Investing in funds held in a trust typically means that the assets are held by a trustee on behalf of the investors, with the investors holding beneficial ownership of the assets. Investments held by a custodian are typically held by a third party on behalf of the investors, with the custodian acting as a guardian of the assets. Therefore, it's important to carefully review the terms and conditions of any investment and understand the roles and responsibilities of the trustee or custodian.
Is there a conflict of interest in investment advisors recommending their investment funds?
There may be a potential conflict of interest if an investment advisor recommends their investment funds, as they may have a financial interest in the funds' success.
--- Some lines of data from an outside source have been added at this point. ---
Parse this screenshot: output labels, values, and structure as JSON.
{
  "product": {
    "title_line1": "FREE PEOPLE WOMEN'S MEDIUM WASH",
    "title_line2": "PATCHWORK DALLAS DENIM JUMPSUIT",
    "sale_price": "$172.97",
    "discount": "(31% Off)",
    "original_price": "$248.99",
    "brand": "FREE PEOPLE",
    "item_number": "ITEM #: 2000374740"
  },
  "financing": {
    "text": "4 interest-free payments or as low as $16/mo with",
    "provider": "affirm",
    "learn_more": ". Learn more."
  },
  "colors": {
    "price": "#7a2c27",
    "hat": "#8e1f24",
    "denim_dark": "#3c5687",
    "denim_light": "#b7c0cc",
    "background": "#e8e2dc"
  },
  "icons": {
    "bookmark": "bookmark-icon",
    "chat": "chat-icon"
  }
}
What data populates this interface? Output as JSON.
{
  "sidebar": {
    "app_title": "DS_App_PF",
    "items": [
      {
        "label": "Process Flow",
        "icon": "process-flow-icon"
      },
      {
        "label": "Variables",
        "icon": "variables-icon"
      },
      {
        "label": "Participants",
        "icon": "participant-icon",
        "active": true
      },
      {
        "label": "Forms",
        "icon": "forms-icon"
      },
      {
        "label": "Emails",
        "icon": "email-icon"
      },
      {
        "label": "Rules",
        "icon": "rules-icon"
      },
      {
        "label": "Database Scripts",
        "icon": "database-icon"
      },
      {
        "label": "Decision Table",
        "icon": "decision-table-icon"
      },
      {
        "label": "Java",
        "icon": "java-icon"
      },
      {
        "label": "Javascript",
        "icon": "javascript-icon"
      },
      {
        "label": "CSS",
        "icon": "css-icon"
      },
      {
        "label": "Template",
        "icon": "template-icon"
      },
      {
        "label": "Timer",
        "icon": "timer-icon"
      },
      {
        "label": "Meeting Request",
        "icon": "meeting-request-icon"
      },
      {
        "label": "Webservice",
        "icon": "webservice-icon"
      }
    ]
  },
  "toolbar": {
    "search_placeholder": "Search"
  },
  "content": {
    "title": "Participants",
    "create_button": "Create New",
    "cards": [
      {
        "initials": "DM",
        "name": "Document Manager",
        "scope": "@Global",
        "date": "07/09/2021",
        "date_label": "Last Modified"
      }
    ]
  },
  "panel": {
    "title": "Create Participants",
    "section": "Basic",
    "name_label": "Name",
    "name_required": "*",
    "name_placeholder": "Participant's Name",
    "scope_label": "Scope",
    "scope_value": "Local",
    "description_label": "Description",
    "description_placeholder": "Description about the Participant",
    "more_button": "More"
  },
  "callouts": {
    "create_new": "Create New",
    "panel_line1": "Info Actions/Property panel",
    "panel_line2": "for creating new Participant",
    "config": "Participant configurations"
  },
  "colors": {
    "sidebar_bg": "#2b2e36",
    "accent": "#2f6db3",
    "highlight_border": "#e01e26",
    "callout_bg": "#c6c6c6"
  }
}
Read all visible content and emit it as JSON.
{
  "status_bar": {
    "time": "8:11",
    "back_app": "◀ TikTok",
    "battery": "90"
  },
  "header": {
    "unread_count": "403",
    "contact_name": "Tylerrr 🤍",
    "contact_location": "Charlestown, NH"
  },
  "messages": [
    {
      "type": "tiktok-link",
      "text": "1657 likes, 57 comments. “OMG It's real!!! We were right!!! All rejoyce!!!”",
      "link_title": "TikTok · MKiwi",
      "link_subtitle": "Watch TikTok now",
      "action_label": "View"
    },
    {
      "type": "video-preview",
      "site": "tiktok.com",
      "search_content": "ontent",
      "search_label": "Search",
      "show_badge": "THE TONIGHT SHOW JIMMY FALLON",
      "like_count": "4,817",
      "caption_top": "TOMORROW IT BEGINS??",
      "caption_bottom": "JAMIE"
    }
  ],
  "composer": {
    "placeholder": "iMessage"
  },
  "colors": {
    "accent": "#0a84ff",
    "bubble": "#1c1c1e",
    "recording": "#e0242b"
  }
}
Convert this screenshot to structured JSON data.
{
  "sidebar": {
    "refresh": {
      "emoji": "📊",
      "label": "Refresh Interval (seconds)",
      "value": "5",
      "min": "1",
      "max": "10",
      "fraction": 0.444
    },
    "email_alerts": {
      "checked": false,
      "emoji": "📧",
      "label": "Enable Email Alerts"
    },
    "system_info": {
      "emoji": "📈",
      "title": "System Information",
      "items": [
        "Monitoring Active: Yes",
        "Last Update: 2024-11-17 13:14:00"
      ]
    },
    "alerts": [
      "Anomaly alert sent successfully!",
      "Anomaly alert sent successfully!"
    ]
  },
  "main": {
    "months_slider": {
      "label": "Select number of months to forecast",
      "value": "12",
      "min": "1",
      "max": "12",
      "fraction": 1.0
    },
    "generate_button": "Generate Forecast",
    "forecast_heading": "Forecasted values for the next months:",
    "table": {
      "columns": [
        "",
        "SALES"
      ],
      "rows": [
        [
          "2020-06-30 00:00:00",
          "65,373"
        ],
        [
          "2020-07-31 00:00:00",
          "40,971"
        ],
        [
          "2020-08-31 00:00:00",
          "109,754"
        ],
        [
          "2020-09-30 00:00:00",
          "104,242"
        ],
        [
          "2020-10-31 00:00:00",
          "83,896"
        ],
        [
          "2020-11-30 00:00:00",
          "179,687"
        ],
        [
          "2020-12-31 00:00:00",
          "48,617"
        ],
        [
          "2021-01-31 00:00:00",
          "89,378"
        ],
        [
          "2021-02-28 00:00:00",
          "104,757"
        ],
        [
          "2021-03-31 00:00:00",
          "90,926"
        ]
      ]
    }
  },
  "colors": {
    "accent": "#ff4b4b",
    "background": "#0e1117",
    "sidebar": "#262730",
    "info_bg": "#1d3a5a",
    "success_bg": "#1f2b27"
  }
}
Therefore, it's important to carefully review the fees and costs associated with any investment and consider any potential conflicts of interest before deciding.
Are there any benefits to working with investment brokerage firms that trade higher volumes than other platforms or advisors?
Working with investment brokerage firms that trade higher volumes may offer some benefits, such as potentially lower trading costs and faster execution of trades. However, this may not always be the case.
How can I work out if I’m overpaying for my financial advice compared to the other firm’s competitors?
To determine if you're overpaying for your financial advisor, you can compare the fees and costs associated with different firms and consider whether the benefits outweigh the costs. You can also research the reputation and track record of the firms and consider factors such as the range of services and resources offered, the level of risk involved, and the alignment with your financial goals and risk tolerance.
What are the main fees associated with investment firms?
There are several types of fees associated with investment firms, including management fees, brokerage fees, entry or exit charges, and other fees for services such as financial planning or portfolio management:
- Management fees are typically charged as a percentage of the assets under management and are used to cover the investment's costs.
- Brokerage fees are charges for buying or selling securities on behalf of the investor.
- Entry or exit charges may be applied when an investor enters or exits a fund or investment product.
Is the equity research that investment firms do valuable? How should I value the research that these investment firms undertake?
Equity research conducted by investment firms can be valuable as it provides insights and analysis on specific companies or industries. However, it's important to consider the source of the research and any potential conflicts of interest. It's also a good idea to review multiple research sources and consider the research in the context of your overall investment strategy and financial goals.
Is there a way to test an investment brokerage firm or financial advisor before formally agreeing to work with them?
One way to test an investment brokerage firm or financial advisor before formally agreeing to work with them is to ask for a trial period or a limited engagement to see how well they align with your financial goals and risk tolerance. You can also ask for references or speak with other clients to get a sense of their experience working with the firm or advisor. It's also a good idea to research the reputation and track record of the firm or advisor and consider factors such as the range of services and resources offered, the level of risk involved, and the fees and costs associated with their services.
Is there any benefit to working with multiple investment fund providers?
There may be benefits to working with multiple investment fund providers, such as the opportunity to diversify your portfolio and potentially reduce risk. However, it's important to carefully review the fees and costs associated with each option and consider whether the benefits outweigh the costs. It's also a good idea to consider your financial goals and risk tolerance and ensure that your portfolio is properly diversified.